À Bourges (Cher), le fabricant de sirops Monin expérimente l'un des projets de réutilisation de l'eau les plus avancés de l'agroalimentaire français. Baptisé Life Zeus (Zero Liquid discharge water reUse)1, le démonstrateur vise à recycler jusqu'à 80 % des effluents industriels du site tout en réduisant d’environ 60 % les prélèvements d'eau.
Le projet a démarré en 2014, lors de la construction de la nouvelle usine. À l’époque, Monin cherche déjà à anticiper les futures tensions sur la ressource. L'usine prélève alors plusieurs dizaines de milliers de mètres cubes d'eau par an, notamment pour les nettoyages en place (NEP), qui représentent, à eux seuls, 45 % de la consommation totale du site. Entre 2019 et 2023, la consommation d'eau est déjà passée de 2,8 litres à 1,9 l par litre de sirop produit grâce à différentes optimisations internes.
Après plusieurs années d’essais pilotes, Monin retient finalement une filière membranaire développée avec Chemdoc Water Technologies. Le procédé associe microfiltration, nanofiltration et osmose inverse afin de produire une eau compatible avec les exigences du contact alimentaire. Les concentrats sucrés issus du traitement sont ensuite envoyés en méthanisation afin de produire du biogaz.

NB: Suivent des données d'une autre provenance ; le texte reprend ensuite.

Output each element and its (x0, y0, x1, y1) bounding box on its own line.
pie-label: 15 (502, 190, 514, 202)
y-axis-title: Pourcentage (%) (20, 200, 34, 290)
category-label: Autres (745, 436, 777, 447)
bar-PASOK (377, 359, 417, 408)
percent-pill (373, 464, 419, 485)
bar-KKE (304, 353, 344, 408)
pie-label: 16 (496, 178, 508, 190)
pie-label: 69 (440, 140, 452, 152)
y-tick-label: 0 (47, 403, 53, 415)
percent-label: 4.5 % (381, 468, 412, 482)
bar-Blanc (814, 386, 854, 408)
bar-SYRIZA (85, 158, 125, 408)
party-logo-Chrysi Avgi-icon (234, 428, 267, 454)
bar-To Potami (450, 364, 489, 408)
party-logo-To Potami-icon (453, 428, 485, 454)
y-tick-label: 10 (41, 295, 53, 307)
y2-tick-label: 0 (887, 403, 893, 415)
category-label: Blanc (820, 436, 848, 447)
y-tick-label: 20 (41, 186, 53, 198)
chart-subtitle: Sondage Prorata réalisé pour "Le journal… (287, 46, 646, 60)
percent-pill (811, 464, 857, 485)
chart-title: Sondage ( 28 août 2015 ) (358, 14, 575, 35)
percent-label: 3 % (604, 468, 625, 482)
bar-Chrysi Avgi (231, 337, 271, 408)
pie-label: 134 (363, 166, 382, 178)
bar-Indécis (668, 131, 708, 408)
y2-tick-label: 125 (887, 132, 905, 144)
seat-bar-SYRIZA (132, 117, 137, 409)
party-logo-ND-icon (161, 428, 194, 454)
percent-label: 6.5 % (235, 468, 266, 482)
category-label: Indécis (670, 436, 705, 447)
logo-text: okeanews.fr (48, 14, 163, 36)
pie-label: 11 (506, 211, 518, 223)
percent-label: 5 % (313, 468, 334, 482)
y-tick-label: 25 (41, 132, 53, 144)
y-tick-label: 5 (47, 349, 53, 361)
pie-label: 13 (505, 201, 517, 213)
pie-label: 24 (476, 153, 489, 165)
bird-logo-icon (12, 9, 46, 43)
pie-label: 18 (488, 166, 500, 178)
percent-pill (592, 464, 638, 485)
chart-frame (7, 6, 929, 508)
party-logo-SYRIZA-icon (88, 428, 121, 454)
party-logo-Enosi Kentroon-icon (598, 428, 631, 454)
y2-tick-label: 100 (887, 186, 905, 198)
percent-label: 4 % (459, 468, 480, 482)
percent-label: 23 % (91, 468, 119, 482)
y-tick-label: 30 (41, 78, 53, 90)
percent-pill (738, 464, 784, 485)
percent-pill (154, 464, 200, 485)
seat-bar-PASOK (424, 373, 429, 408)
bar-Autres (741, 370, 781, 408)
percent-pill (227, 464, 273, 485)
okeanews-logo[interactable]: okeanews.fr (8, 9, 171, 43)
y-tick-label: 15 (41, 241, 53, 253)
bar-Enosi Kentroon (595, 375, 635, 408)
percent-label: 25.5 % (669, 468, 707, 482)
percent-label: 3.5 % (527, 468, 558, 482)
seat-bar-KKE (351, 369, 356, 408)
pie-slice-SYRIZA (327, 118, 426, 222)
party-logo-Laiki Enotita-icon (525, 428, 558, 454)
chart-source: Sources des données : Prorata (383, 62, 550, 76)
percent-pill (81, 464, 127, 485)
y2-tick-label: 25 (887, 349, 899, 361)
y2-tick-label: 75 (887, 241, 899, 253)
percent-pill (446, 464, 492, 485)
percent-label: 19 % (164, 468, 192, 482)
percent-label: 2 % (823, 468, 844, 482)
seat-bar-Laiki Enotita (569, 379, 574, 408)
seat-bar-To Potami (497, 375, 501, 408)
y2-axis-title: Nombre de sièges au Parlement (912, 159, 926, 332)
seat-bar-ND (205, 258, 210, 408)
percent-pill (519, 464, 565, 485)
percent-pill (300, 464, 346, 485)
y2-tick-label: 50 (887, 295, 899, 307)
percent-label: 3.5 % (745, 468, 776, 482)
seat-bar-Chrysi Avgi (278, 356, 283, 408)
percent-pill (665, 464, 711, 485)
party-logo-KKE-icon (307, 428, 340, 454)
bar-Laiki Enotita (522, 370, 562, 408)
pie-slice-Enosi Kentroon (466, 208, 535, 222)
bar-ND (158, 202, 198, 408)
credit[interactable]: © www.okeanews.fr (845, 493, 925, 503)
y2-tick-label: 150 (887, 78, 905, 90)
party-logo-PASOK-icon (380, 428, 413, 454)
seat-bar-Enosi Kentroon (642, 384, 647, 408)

Le démonstrateur, dimensionné pour traiter jusqu'à 400 m³ d’effluents par jour, représente environ 4,5 millions d’euros d'investissement et mobilise Monin, Chemdoc, l'Institut national des sciences appliquées (INSA) de Toulouse et l'Office international de l'eau (OiEau) pendant plus de 42 mois. Surprise : ce n'est pas forcément un retour sur investissement qui est attendu, mais plutôt éviter un potentiel arrêt d'usine. À méditer.